Lying close to you feeling your heart beating
And I'm wondering what you're dreaming
Wondering if it's me you're seeing
I lay my head on Anthony’s chest, listening to his heart thrum. I wonder to his dreams, to what his brilliant mind could think up to enjoy in the safety of his own mind. As close as we were, I couldn’t read his mind. He murmurs words, a broken sentence. He leaves me to fill in the gaps.
“Ian…Love...”
Then I kiss your eyes
And thank God we're together
I just want to stay with you in this moment forever
I leave my mark, a feather-light kiss on each of his shut eyes. I feel the alien-ness of his eyeballs moving in their sockets, moving under my lips. I laugh quietly as his breath catches in his throat. I settle back into his embrace, finding his hand at my hip. I struggle to cramp myself closer to Anthony, because I lost his heartbeat. I missed its gentle rhythm in my ear, the heat against my face.

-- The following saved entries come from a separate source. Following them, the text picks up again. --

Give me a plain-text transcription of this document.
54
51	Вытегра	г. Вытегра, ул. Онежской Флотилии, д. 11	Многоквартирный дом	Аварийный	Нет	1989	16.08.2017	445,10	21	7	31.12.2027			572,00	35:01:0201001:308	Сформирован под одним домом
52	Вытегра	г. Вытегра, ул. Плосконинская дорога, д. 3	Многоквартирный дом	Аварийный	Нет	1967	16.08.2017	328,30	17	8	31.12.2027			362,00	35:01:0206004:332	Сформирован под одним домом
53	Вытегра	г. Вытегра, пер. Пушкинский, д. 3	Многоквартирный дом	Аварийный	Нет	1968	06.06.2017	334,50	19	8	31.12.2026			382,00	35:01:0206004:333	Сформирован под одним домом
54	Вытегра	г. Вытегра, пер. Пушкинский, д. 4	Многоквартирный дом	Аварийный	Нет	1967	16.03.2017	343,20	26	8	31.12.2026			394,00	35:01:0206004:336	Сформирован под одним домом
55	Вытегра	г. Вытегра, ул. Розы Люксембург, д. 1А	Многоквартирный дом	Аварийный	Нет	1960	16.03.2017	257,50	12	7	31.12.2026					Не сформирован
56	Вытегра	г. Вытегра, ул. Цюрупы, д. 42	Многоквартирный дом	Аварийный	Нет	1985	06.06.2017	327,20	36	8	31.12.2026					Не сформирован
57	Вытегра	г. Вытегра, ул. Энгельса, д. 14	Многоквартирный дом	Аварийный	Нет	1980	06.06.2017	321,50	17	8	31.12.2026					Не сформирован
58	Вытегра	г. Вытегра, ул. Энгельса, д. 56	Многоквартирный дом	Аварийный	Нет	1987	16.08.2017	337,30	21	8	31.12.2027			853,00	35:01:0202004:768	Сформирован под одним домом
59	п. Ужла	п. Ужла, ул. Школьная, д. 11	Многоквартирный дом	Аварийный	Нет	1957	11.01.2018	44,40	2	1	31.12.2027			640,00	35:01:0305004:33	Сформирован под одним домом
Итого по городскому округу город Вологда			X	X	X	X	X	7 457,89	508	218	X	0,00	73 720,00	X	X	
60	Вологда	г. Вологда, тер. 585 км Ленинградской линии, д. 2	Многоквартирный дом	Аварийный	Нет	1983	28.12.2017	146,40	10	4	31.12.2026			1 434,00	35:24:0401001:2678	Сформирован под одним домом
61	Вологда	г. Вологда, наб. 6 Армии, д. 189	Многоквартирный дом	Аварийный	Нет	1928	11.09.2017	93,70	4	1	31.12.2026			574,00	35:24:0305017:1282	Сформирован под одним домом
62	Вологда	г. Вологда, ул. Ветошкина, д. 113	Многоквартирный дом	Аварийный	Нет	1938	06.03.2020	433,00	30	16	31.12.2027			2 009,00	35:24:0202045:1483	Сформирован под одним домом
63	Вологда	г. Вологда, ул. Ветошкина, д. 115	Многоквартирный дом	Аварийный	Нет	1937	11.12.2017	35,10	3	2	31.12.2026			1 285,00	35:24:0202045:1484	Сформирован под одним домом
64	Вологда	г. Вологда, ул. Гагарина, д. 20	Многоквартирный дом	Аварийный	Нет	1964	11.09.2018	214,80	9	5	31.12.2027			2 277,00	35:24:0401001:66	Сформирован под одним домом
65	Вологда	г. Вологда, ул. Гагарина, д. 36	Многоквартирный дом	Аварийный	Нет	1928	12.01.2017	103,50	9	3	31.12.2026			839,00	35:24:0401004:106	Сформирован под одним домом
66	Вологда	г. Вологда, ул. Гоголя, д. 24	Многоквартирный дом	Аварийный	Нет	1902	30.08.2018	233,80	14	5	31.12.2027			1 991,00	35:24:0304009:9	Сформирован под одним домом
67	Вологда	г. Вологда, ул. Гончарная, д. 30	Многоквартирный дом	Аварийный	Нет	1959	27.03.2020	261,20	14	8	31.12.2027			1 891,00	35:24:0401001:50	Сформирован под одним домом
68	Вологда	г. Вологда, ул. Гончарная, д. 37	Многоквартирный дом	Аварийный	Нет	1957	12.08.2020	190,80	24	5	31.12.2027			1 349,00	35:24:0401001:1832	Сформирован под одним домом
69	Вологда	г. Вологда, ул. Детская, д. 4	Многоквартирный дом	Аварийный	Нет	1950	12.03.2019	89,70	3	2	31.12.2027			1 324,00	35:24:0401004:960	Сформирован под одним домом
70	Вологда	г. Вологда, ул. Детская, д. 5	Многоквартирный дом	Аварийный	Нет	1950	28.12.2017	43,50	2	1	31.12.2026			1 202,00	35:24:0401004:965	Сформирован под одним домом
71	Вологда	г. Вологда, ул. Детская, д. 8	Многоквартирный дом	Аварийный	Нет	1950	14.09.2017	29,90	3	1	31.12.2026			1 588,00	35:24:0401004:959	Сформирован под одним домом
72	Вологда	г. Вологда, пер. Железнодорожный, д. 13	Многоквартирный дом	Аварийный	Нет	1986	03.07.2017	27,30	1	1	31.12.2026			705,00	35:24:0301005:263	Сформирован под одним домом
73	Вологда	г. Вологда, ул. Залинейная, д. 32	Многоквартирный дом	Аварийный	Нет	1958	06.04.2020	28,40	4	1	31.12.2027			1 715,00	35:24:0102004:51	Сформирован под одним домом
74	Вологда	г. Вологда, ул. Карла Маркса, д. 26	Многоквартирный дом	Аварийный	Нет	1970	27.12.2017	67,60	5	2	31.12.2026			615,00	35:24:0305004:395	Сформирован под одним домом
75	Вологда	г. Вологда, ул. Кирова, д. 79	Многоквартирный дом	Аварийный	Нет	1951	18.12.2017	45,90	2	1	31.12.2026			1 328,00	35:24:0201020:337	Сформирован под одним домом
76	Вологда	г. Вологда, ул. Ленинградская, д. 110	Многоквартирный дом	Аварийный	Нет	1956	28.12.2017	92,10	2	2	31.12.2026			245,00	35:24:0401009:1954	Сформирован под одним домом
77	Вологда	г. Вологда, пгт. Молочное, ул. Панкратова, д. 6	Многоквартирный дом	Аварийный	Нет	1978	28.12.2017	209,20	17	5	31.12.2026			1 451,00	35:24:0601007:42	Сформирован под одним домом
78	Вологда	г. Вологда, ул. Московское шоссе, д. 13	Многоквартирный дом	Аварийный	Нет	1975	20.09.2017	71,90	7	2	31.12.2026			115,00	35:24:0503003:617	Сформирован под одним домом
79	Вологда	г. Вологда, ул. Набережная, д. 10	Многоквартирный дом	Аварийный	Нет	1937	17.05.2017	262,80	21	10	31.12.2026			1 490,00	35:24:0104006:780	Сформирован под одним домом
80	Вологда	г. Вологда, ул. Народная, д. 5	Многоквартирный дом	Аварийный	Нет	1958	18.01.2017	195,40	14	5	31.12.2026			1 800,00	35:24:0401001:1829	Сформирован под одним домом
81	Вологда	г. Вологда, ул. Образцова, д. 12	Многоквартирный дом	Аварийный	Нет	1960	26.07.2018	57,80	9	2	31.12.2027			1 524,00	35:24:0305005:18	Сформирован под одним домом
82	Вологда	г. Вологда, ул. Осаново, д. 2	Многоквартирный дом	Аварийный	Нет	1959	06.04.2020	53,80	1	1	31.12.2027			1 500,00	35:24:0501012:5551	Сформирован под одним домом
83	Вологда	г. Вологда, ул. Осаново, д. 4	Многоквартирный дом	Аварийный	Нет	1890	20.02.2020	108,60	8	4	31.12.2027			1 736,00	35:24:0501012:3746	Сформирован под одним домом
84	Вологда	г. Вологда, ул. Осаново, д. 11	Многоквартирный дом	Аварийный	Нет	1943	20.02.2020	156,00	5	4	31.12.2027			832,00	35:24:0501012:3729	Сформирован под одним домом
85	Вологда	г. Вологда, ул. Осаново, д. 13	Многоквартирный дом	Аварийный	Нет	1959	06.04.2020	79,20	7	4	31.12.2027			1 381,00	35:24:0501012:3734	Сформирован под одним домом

I don't want to close my eyes
I don't want to fall asleep
And I don't want to miss a thing
I know it’s crazy. But I need to have every second with Anthony that I can. I miss him when I sleep. I love him. I am perfectly content to watch Anthony sleep on, oblivious to my creepy habits. I’ve tried to break myself, even by occasionally sleeping away from him. But my night isn’t complete without watching him be it cuddling with him or standing by the door, ready to bolt at waking’s first sign.
I don't want to miss one smile
I don't want to miss one kiss
I just want to be with you
Right here with you, just like this
While I would prefer him to be awake, I love this moment I have with him. It’s like my exhausted mind is a camera, snapping every smile, every time I gently kiss him, before trying/failing to go to sleep. I don’t want to miss anything. I nuzzle into his bare chest, listening to his breath cycle, his thrumming heartbeat.
“I love you…” I whisper in the silence of our darkened bedroom. He groans something unintelligible, hugging me even closer to his chest.
I just want to hold you close
Feel your heart so close to mine
And just stay here in this moment
For all the rest of time Yeah yeah yeah
I wrap my arms around his neck, kissing the soft, warm skin there. He moans in his sleep, eyes flickering open, settling on my face. He smiles, kissing my forehead. “That was a nice way to wake up…”
“Ssh. Ssh. Go back to sleep, baby. I’ll be here in the morning.”
“Ian... I don’t want to go back to sleep. I want to stay awake with my beloved insomniac.”
He moves so his forehead is pressed against mine, breaths comingling in the few inches between our open mouths. His face melds into the shadows, but his eyes shine, light in the dark.
I don’t want to close my eyes
I don't want to fall asleep
And I don't want to miss a thing
We lay awake, whispering sweet nothings in the eerie quiet of our home. I can’t think of blinking. For those split seconds, is the only time I have legible thoughts. Every other second, I was locked in an intense stare down with my lover.
“I love you.” He said tiredly. He wants to sleep, but he still wants to spend this valuable time with me.
“I love you too.” I’m exhausted, eyes slightly unfocused due to my last few hours of staring at Anthony.
“Go to sleep, love. We both need our rest. You, especially, my little insomniac.” For once, I’m happy to close my eyes, with my Anthony holding me securely to his chest.